A new international biotech – Sumitovant Biopharma – has been created after Sumitomo Dainippon’s strategic alliance with Roivant Sciences came to fruition as 2019 drew to a close.
The $3 billion transaction announced earlier this year involves the transfer of five of the Roivant group companies formed by biotech entrepreneur Vivek Ramaswamy – Myovant, Urovant, Enzyvant, Altavant, and Spirovant – to the newly-formed company.
Sumitomo has taken an 11% stake in Roivant as part of the deal and also has an option on six more companies in the Roivant umbrella group, which could also be rolled into the new company between now and 2024.
Sumitovant will operate as a wholly-owned subsidiary of Sumitomo, and will be led by ex-Genentech executive Myrtle Potter, who has been operating chair of Roivant since July 2018.
Other members of the new biotech’s leadership team include chief medical officer Sam Azoulay, commercial chief Adele Gulfo and chief digital officer Dan Rothman, who are all making the switch from Roivant. The new company will have offices in London and New York.

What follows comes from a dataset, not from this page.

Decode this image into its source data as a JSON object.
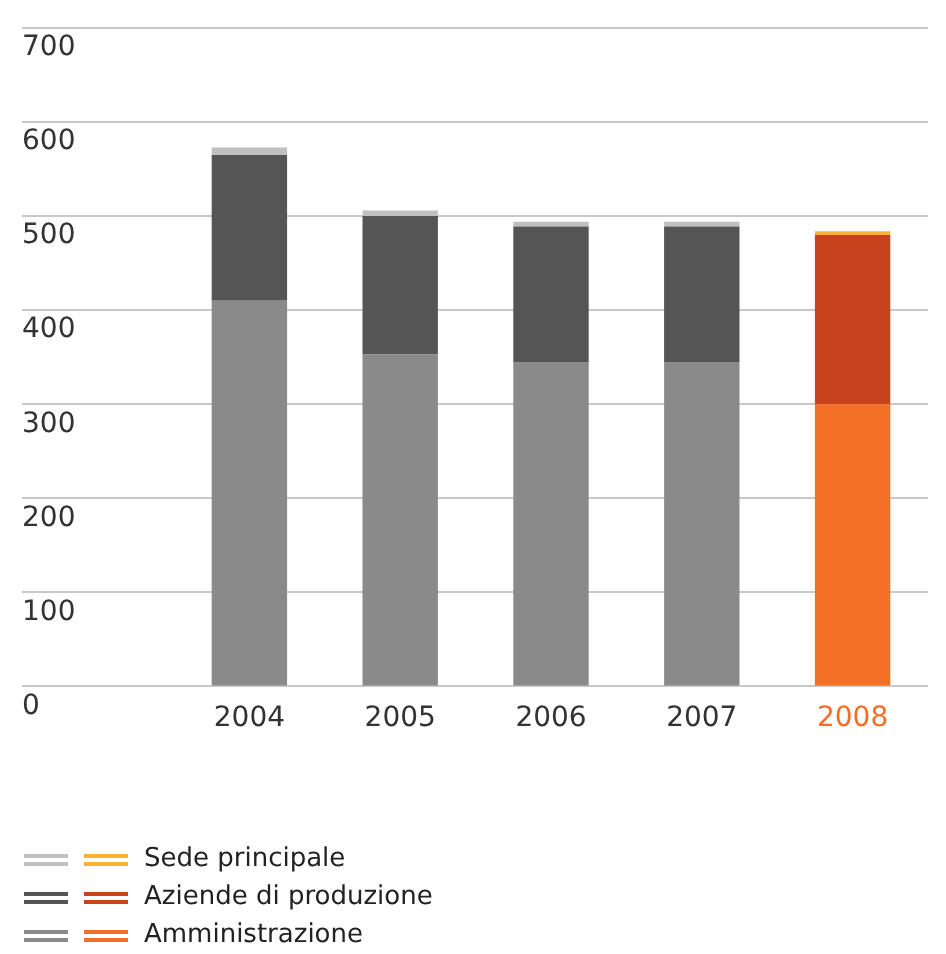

The deal is viewed as a bolt-on pipeline deal for Sumitomo, which has fallen behind its peers of late in bringing new candidates through its R&D pipeline, adding new clinical-stage candidates for women’s health, urology, prostate cancer, and multiple rare diseases including cystic fibrosis.
The Japanese company needs new products to bring to market as it prepares for the loss of patent protection to Latuda (lurasidone), a $1.6 billion drug for schizophrenia and bipolar depression that is facing a generics hit in 2023, and after some late-stage pipeline failures including napabucasin in pancreatic cancer.
“We are thrilled to have Sumitovant as one of the core growth engines for Sumitomo Dainippon,” said Sumitomo’s chief executive Hiroshi Nomura, who added that it is a key part of the company’s plan to become a ‘global specialised player’ by 2033.
Sumitovant comes into being with several drugs in its late-stage pipeline that could be launched in the next five years, including relugolix for uterine fibroids, endometriosis and advanced prostate cancer, vibegron for overactive bladder, RVT-802 for ultra-rare disease congenital athymia and rodatristat ethyl for pulmonary arterial hypertension (PAH).